I refuse to be guilty about any of my pleasures—nor do I think people should be guilty about things that make them happy. If you like death metal, American Idol, pickle-flavored prune juice, the songs of Barry Manilow, the post-John Amos episodes of Good Times, or even Star Trek: Enterprise, I’m not going to judge you, as long as you’re not harming anyone. Life’s too short not to enjoy yourself, and there’s enough real things to feel guilty about.
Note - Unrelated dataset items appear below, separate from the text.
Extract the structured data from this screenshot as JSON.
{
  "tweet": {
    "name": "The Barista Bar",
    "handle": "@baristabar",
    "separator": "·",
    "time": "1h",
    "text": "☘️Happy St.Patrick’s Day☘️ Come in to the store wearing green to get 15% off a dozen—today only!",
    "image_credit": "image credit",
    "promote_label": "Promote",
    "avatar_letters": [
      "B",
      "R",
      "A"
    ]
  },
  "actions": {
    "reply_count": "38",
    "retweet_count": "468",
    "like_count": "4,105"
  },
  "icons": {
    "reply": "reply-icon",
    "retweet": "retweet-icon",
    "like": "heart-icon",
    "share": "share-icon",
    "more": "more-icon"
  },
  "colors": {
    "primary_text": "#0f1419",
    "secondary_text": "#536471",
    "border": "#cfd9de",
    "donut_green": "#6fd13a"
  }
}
What D&D character alignment best describes you first thing in the morning?

Mfginner thrank zrfbst. I’m pre-verbal before coffee. (Slightly more seriously, is there such an alignment as “chaotic zombie”?)

If you, as a ghost, could regularly haunt one celebrity, author, or literary figure, who would it be?

Alfred Bester. Which would be weird, as he’s dead and I’m still alive, so we’d have to mess with the space-time continuum a bit, but he’s an author I’ve always admired and respected and loved, and one I even got to (posthumously) edit when I put together a definitive edition of The Stars My Destination, a reissue of The Demolished Man, an unfinished novel of his called Psychoshop (which was finished by Roger Zelazny), and a short story collection that included two unpublished works. Bester has been one of my favorite authors since I read The Demolished Man as a 17-year-old and it ripped my brain out through my ear, jumped up and down on it a few times, then stuffed it back in through my nose. I deeply regret never getting to meet him, so going back in time and haunting him would totally make up for that…

What’s your favorite method of procrastination?

Filling out questionnaires on the Internet.